Even with all the noise going on in the Middle East and conversations about social issues like abortion and same-sex marriage, the upcoming election will still be decided over the economy. While Mitt Romney has been a successful businessman, his policies wouldn't put the country on the right track.
Following typical Republican logic, Mitt Romney has campaigned on promises of "tax cuts" and "rolling back regulations," somethingPresident Obama has pushed back against on the campaign trail. When President Obama released his economic plan, "The American Jobs Act," it was promised to create nearly 2 million jobs, 1 million of those jobs would be created 2013 alone. With a Republican controlled congress, the American Jobs Act was never able to it to the president's desk.According to a new study by the Economic Policy Institute, President Obama's budget would lead massive economic growth.
"The budget plans put forward by Barack Obama would lead to increased employment of about 1.1 million jobs in 2013 and 280,000 jobs in 2014, relative to current policy. The Obama employment gains would be driven by an increase in spending of $135 billion over the current policy baseline, which is the result of $142 billion in temporary spending under his proposed American Jobs Act."
In contrast to President Obama, Mitt Romney's economic plan would result in a loss of hundreds of thousands of dollars. The Economic Policy Institute notes that the Romney budget would create 87,000 jobs in 2013, but have a negative effect the following year, resulting in a loss of 641,000 jobs in 2014. While those numbers are devastating, the study notes that if the promised individual income tax cuts were revenue-neutral, the Romney plan would lead to a loss of nearly 2 million jobs by the end of 2014.
"If some of Romney’s proposed individual income tax cuts were revenue-neutral (he has said that they would be, but has not specified what “base-broadening” adjustments he would make to the tax code to accomplish that), his plans would instead lead to employment losses of 608,000 in 2013 and roughly 1.3 million in 2014. The weaker job growth and outright job losses under the Romney plan are driven by his proposal to cap government spending at 20 percent of gross domestic product (GDP), a move that implies very large cuts to overall spending."

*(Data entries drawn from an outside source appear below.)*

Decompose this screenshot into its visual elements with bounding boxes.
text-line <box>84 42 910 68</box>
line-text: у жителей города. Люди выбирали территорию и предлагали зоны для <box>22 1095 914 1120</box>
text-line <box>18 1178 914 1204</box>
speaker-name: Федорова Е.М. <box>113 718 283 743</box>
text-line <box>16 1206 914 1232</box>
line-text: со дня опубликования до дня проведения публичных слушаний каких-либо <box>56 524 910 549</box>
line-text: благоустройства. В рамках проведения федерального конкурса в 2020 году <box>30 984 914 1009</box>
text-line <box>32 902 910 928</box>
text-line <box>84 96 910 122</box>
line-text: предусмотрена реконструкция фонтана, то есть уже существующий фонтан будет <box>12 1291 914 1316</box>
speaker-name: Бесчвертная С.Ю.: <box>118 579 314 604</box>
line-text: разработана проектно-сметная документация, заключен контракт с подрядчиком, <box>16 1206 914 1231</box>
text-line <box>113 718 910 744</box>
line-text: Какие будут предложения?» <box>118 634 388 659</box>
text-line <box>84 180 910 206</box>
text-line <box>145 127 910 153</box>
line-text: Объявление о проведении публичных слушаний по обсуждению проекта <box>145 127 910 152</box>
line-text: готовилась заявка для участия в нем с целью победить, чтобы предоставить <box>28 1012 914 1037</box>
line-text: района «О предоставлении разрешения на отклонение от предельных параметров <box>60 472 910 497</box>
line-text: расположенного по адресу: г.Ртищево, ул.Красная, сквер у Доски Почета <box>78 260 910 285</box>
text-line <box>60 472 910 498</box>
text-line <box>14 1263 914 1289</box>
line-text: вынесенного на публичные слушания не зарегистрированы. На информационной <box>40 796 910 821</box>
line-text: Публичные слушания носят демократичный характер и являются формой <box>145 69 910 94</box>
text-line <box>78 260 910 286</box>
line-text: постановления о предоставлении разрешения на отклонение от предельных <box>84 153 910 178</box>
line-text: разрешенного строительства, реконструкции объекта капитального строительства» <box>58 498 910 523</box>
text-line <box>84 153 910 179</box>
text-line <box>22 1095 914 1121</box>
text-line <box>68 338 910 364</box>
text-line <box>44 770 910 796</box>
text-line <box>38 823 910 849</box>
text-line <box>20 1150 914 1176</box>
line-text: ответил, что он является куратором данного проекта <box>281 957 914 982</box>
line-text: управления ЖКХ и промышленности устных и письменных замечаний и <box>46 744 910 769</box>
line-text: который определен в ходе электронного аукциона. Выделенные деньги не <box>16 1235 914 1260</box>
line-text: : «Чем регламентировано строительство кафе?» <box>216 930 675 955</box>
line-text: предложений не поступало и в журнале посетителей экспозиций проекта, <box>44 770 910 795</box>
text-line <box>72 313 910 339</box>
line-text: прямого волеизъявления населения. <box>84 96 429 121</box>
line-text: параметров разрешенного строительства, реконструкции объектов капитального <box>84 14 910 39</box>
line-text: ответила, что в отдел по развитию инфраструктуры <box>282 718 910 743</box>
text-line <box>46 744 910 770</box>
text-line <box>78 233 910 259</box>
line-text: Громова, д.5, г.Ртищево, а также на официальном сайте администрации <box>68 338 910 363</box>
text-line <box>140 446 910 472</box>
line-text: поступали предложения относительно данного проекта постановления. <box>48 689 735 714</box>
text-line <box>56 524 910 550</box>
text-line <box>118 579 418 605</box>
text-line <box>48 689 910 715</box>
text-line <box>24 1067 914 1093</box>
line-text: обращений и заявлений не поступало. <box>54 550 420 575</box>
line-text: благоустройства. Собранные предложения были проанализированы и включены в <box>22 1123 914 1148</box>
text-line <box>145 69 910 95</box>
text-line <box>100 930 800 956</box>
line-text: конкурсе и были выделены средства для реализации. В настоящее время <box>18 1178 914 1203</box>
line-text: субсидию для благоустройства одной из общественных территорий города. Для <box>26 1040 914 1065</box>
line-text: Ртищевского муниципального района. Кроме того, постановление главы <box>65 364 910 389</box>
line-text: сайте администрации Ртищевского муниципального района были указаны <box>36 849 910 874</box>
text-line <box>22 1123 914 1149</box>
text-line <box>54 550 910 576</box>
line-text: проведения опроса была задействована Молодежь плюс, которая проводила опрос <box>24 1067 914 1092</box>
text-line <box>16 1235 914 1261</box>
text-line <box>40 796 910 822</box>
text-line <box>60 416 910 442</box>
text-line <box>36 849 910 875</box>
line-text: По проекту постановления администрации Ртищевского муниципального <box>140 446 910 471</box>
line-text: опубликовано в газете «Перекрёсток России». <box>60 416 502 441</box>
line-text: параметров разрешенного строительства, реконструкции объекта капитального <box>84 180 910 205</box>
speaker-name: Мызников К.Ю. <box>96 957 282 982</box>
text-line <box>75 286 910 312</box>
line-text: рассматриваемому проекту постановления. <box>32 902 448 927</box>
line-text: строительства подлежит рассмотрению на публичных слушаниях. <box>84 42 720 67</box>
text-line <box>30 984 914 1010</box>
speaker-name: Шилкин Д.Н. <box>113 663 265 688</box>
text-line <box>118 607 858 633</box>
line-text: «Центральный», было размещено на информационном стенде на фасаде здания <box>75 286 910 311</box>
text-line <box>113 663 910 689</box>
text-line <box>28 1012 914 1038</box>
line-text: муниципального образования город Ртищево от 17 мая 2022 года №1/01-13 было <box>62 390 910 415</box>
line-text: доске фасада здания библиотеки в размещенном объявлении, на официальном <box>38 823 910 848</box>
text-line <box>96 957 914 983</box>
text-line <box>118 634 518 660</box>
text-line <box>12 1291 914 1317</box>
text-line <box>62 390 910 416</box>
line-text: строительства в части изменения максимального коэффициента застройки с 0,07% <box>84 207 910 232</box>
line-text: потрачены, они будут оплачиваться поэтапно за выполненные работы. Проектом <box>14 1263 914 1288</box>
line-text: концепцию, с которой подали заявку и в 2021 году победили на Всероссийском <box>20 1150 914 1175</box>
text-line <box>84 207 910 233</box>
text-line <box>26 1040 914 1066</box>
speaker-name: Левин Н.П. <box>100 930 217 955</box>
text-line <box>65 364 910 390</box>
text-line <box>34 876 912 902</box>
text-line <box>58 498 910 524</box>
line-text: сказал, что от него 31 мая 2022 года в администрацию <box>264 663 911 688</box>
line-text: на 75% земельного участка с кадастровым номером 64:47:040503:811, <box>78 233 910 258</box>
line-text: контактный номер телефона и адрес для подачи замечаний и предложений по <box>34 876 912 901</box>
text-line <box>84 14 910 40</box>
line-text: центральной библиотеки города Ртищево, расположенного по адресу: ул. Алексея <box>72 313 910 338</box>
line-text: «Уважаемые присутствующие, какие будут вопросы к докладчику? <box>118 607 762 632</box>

While Romney wants to cap government spending at 20 percent, he also plans on increasing the defense budget and offer tax breaks, primarily for the wealthy. In order to try to make his number's work, Romney would have to make drastic cuts to social programs like Medicaid, Medicare and Social Security while slashing the education budget. The Romney endorsed Ryan plan would cut over $800 billion out of Medicaid over the next decade and would cut $134 billion from the food stamp program, kicking off as many as 10 million people from the enrollment. The Washington Post's Ezra Klein called the Romney plan "a fantasy," attacking both proposals put out by Romney and Ryan.
"To make Romney’s numbers add up, you have to assume that by the end of his presidency, Romney will have cut every federal program that’s not Medicare, Social Security or defense spending by 57 percent. I don’t assume he’s going to do that. I assume Mitt Romney’s budget is a fantasy and it’s never going to happen."
With the election just over a month away and the first debate around the corner, Mitt Romney can't win the election by offering policy specifics. With their numbers dropping, Romney and Ryan can only cross their fingers and hope that their tired rhetoric will resonate with the American people.